The WHO said noma has a mortality rate of up to 90 per cent, but deaths could be avoided if detected and treated early. It is estimated that there are 770,000 noma survivors worldwide and 140,000 children worldwide who are affected by the disease each year.
As part of efforts to address the situation in Nigeria, the Nigeria Health Watch and Noma Aid Nigeria Initiative (NANI) with support from Hilfsaktion Noma, eV, Germany, have started construction of the Noma treatment centre within the grounds of the National Hospital, Abuja.
A Consultant Maxillofacial Surgeon, Head of Noma Centre and National Coordinator of NANI, Dr. Charles Ononiwu, in a chat with journalist, said the ongoing construction of the treatment is a positive indicator of the increased attention that noma disease will be given. Ononiwu said the treatment centre is expected to provide treatment and support for patients of noma disease, especially in the Northcentral and Northeast of Nigeria, as well as other African country.
Ononiwu said noma is prevalent in area with high malnutrition and in Nigeria, affects children mostly in states in the northwest and northeast. He, however, said there is a gap of knowledge and attention by authorities and partners on the noma disease, which is leading to less resource allocation towards combating it, and less knowledge on preventing and managing it. “The partnership between Nigeria Health Watch and NANI with support from Hilfsaktion Noma will seek to bridge this gap,” the surgeon said.
Ononiwu said the disease noma could be prevented by very good nutrition and adequate childhood immunisations. He said when detected early (swelling and bleeding gum), it can be treated with basic antibiotics and the facial deformity left behind in severe cases can be managed by highly skilled surgical facial reconstruction.
The surgeon said challenges in efforts to curtail the disease include: severe poverty, ignorance and well equipped facilities to manage the attendant complications.
Ononiwu said: “NANI is building a well equipped Centre in National Hospital Abuja, to manage the different stages of the disease and the attendant complications. NANI is also providing highly skilled professionals that will do the needed multi-staged facial reconstructions. The Centre hopefully will be ready by middle of the year. All the treatments for the patients with noma will be completely free of charge. NANI is supported by Hilfsaktion Noma, eV, Germany.”
The surgeon said the Federal Ministry of Health (FMoH) has been in the forefront in the fight to eliminate noma. “It has provided very good supportive policies and also has marked activities to sensitise the public concerning the disease.

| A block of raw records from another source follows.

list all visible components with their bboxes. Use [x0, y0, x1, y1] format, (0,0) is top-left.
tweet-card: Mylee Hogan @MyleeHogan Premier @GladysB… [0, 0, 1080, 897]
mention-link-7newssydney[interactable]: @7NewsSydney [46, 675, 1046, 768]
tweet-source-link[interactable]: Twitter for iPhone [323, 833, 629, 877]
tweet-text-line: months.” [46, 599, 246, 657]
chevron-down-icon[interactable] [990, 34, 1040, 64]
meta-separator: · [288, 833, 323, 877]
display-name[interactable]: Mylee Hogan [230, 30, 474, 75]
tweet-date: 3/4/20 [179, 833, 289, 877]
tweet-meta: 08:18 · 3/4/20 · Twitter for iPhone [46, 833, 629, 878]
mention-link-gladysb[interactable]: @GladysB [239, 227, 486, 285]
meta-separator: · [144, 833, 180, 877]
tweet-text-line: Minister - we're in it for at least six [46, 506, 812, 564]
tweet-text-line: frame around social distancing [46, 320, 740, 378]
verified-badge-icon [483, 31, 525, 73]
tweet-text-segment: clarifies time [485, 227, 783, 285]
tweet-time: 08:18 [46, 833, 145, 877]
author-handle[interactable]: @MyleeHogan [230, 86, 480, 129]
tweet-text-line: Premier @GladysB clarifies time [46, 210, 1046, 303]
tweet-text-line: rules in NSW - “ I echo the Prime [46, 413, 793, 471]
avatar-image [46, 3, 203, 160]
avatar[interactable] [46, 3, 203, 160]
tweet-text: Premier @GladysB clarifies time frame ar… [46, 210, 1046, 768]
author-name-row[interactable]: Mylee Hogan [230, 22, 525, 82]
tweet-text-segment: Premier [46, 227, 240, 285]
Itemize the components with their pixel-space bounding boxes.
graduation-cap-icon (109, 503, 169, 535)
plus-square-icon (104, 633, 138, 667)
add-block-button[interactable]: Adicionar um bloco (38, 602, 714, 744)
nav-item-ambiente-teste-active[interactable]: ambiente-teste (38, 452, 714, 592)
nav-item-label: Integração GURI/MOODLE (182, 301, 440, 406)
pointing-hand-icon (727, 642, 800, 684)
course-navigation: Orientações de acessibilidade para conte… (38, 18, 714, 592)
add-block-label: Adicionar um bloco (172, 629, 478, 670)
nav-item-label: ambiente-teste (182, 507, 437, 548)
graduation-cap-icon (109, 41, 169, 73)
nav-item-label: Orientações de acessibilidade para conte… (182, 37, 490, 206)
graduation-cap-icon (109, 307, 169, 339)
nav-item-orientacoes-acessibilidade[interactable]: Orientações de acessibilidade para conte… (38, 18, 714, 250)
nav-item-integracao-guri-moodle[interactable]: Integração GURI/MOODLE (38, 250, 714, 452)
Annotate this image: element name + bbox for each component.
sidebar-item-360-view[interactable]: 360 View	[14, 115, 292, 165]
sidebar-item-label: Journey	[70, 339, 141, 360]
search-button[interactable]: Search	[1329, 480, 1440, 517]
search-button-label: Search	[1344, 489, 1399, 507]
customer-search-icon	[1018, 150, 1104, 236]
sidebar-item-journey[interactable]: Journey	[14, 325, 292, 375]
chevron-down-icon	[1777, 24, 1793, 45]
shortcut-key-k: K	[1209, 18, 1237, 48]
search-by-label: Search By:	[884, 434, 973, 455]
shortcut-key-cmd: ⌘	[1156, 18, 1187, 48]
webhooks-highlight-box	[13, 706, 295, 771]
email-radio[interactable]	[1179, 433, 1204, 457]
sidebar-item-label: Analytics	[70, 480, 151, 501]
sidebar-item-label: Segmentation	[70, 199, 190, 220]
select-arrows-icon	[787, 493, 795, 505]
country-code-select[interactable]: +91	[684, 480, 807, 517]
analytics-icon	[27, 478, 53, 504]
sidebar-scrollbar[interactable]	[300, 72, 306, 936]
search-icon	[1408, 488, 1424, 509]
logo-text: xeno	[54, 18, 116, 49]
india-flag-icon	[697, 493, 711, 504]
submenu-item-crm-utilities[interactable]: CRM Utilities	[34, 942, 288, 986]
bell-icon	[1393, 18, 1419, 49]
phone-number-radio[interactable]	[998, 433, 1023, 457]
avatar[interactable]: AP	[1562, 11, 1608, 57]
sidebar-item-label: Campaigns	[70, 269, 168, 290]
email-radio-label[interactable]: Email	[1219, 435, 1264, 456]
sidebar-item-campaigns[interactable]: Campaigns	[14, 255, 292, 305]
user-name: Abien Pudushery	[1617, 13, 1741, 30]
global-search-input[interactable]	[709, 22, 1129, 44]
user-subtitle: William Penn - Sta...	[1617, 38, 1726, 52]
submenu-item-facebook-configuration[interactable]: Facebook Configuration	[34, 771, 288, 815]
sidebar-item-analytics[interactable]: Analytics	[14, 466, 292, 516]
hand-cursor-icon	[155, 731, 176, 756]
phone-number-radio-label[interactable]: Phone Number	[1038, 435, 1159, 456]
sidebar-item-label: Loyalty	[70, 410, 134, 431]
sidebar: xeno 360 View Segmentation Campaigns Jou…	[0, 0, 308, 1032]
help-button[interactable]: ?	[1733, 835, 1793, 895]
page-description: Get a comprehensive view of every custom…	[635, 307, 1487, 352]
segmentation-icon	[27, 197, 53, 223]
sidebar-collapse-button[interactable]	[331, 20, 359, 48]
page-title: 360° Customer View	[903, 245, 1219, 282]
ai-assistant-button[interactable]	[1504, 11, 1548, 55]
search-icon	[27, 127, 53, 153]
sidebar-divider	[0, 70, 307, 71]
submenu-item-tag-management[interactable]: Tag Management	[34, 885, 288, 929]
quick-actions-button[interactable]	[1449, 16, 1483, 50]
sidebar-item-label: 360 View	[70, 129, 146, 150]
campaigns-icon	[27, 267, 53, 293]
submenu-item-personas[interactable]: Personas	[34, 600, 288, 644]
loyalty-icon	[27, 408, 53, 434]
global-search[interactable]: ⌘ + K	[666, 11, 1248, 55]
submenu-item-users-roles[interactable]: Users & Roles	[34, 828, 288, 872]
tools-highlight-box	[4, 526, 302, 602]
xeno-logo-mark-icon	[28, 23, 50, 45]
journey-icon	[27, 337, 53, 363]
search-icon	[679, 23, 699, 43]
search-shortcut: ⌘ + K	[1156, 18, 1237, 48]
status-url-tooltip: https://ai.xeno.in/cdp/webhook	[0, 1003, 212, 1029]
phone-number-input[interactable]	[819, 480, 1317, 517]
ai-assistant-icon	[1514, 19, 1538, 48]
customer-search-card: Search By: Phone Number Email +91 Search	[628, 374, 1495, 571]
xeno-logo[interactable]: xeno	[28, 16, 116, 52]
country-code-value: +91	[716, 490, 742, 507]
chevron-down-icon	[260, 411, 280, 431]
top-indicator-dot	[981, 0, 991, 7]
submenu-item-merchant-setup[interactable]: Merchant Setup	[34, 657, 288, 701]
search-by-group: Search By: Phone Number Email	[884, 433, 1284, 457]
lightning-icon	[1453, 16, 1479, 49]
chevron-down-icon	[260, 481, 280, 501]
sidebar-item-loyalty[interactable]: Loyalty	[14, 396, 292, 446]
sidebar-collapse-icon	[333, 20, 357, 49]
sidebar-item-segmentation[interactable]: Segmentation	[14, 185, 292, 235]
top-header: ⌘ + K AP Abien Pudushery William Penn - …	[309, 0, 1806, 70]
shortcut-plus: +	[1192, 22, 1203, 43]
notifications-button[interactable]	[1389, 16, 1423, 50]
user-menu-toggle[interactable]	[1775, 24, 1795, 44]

It has also been pushing with the support of other countries to have it added in the WHO list of Neglected Tropical Diseases.”
Ononiwu added: “NANI is partnering with Nigerian Health Watch to build execute advocacy, create awareness and sensitise the public concerning the disease and also where the affected individuals can find help free of charge,” Ononiwu said.
A systematic review of the prevalence, incidence, and reported global distribution of noma, published in Lancet Infectious Disease on March 15, 2022 has identified a striking scarcity of research and surveillance programmes considering this devastating disease. Stakeholders believe the addition of noma to the WHO list of neglected tropical diseases (NTDs) would raise much needed awareness and facilitate the engagement of donors to support initiatives to prevent new cases from developing, provide early detection (oral screenings could be included in vaccination campaigns), and this could be followed by broad-based integrated control programmes even aiming at eliminating the disease.